Scott Pruitt is a fierce EPA critic -- Pruitt had sued the agency over its regulations of power plants. Pruitt is a prominent denier of climate science, writing in the National Review in May that "the debate is far from settled" over whether human activity has contributed to the warming of the earth.
A member of the Tea Party class of 2010, Pompeo also has establishment bona fides; he graduated from West Point and Harvard Law School. He formed an aerospace company, which he since sold. He served ont he special House committee tasked with investigating Hillary Clinton and the attacks on Benghazi. Trump offered Pompeo the position of CIA Director November 18.
She was sharply critical of Trump's rhetoric during the GOP primary, but Nikki Haley is an important voice in the GOP. She's one of the few women mentioned as a possible Trump cabinet official and the one of the few ethnic minorities -- Haley is of Indian descent, but was born in South Carolina. She's the first woman governor in South Carolina's history, but could run into road blocks in this position since she has no foreign policy experience.

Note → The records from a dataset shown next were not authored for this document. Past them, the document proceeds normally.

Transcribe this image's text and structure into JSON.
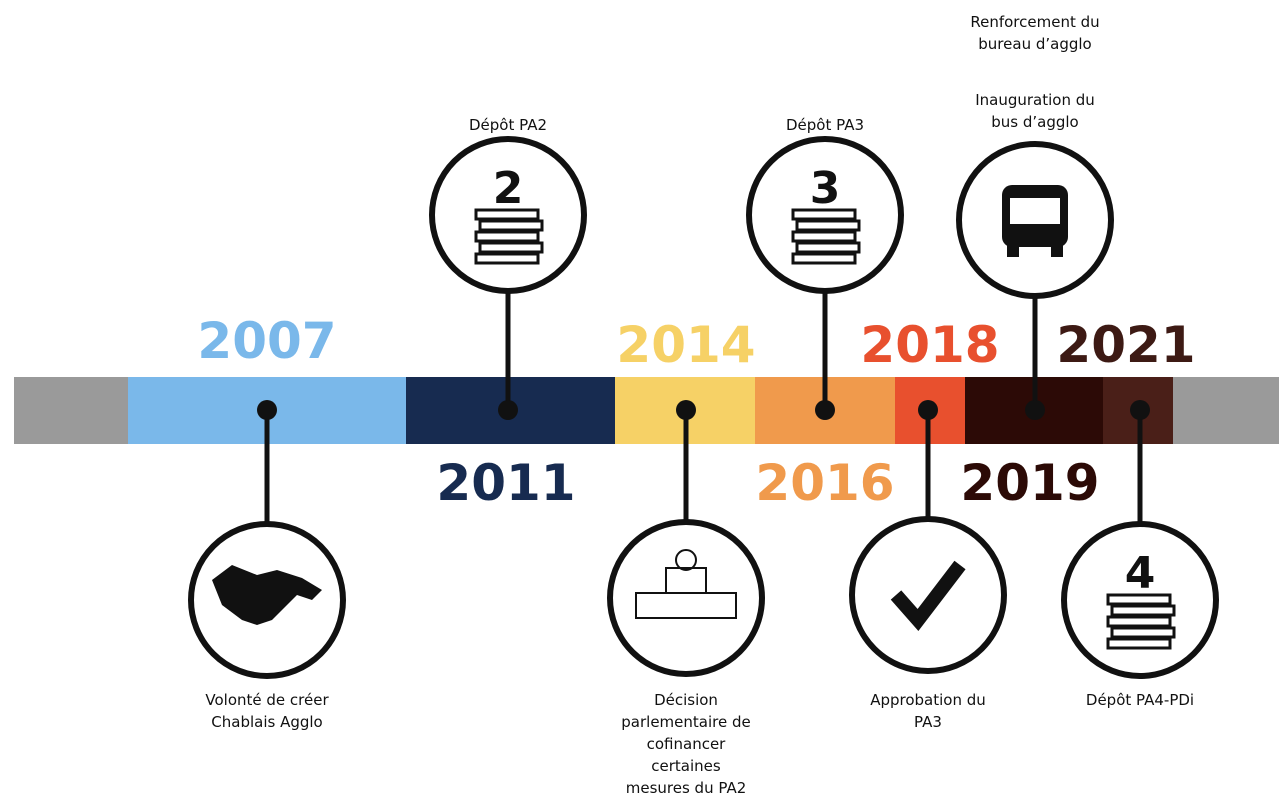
{
  "years": [
    "2007",
    "2011",
    "2014",
    "2016",
    "2018",
    "2019",
    "2021"
  ],
  "events": [
    {
      "lines": [
        "Volonté de créer",
        "Chablais Agglo"
      ]
    },
    {
      "lines": [
        "Dépôt PA2"
      ],
      "icon_text": "2"
    },
    {
      "lines": [
        "Décision",
        "parlementaire de",
        "cofinancer",
        "certaines",
        "mesures du PA2"
      ]
    },
    {
      "lines": [
        "Dépôt PA3"
      ],
      "icon_text": "3"
    },
    {
      "lines": [
        "Approbation du",
        "PA3"
      ]
    },
    {
      "lines": [
        "Renforcement du",
        "bureau d’agglo"
      ],
      "lines2": [
        "Inauguration du",
        "bus d’agglo"
      ]
    },
    {
      "lines": [
        "Dépôt PA4-PDi"
      ],
      "icon_text": "4"
    }
  ]
}
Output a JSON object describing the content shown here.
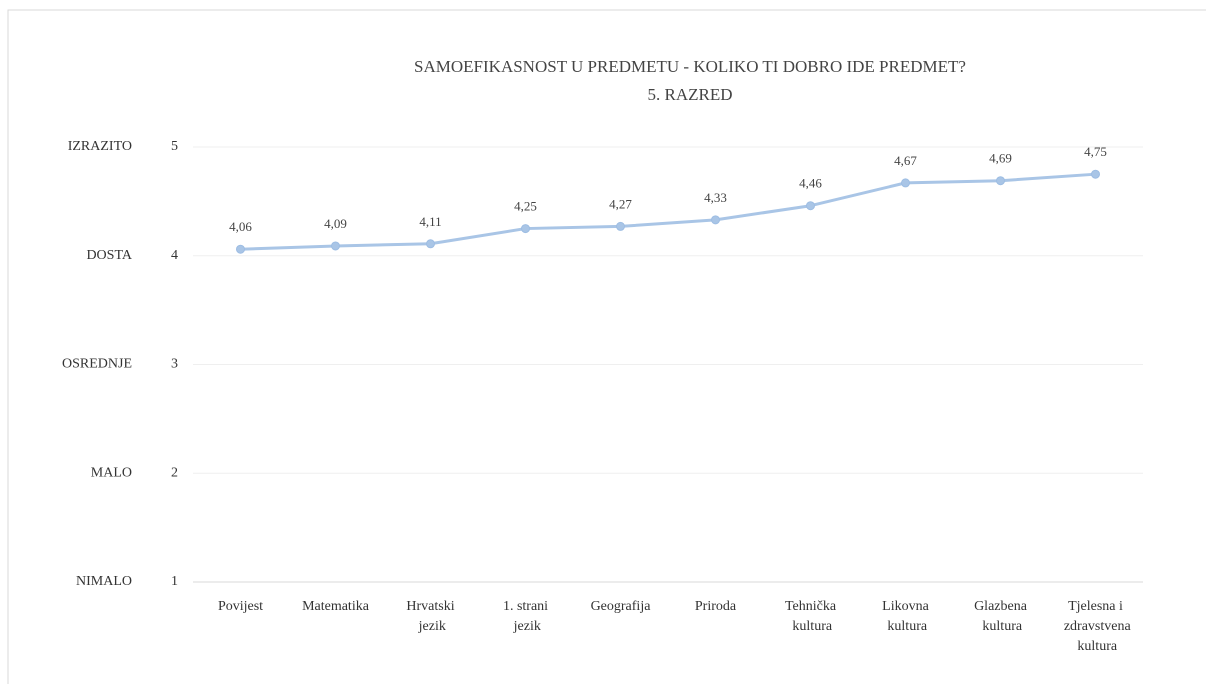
{
  "chart_data": {
    "type": "line",
    "title": "SAMOEFIKASNOST U PREDMETU - KOLIKO TI DOBRO IDE PREDMET?",
    "subtitle": "5. RAZRED",
    "categories": [
      "Povijest",
      "Matematika",
      "Hrvatski jezik",
      "1. strani jezik",
      "Geografija",
      "Priroda",
      "Tehnička kultura",
      "Likovna kultura",
      "Glazbena kultura",
      "Tjelesna i zdravstvena kultura"
    ],
    "values": [
      4.06,
      4.09,
      4.11,
      4.25,
      4.27,
      4.33,
      4.46,
      4.67,
      4.69,
      4.75
    ],
    "value_labels": [
      "4,06",
      "4,09",
      "4,11",
      "4,25",
      "4,27",
      "4,33",
      "4,46",
      "4,67",
      "4,69",
      "4,75"
    ],
    "color": "#a9c5e6",
    "ylim": [
      1,
      5
    ],
    "yticks": [
      1,
      2,
      3,
      4,
      5
    ],
    "ytick_names": [
      "NIMALO",
      "MALO",
      "OSREDNJE",
      "DOSTA",
      "IZRAZITO"
    ],
    "grid": true
  }
}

Bygones: Trump looks to critics for top jobs
Related: Trump appoints three women of color
Linda McMahon is co-founder of the professional wrestling franchise WWE along with her husband, Vince McMahon, and twice a former Republican Senate candidate from Connecticut.
Robert Lighthizer is a partner at the law firm Skadden, Arps, Slate Meagher & Flom, and he previously served as deputy US trade representative during Ronald Reagan's administration. Lighthizer has represented American companies in cases accusing foreign companies of dumping their products on the U.S. market at unfairly low prices. The office of U.S. trade representative, created in 1962, is typically the government's chief negotiator for trade deals and disputes.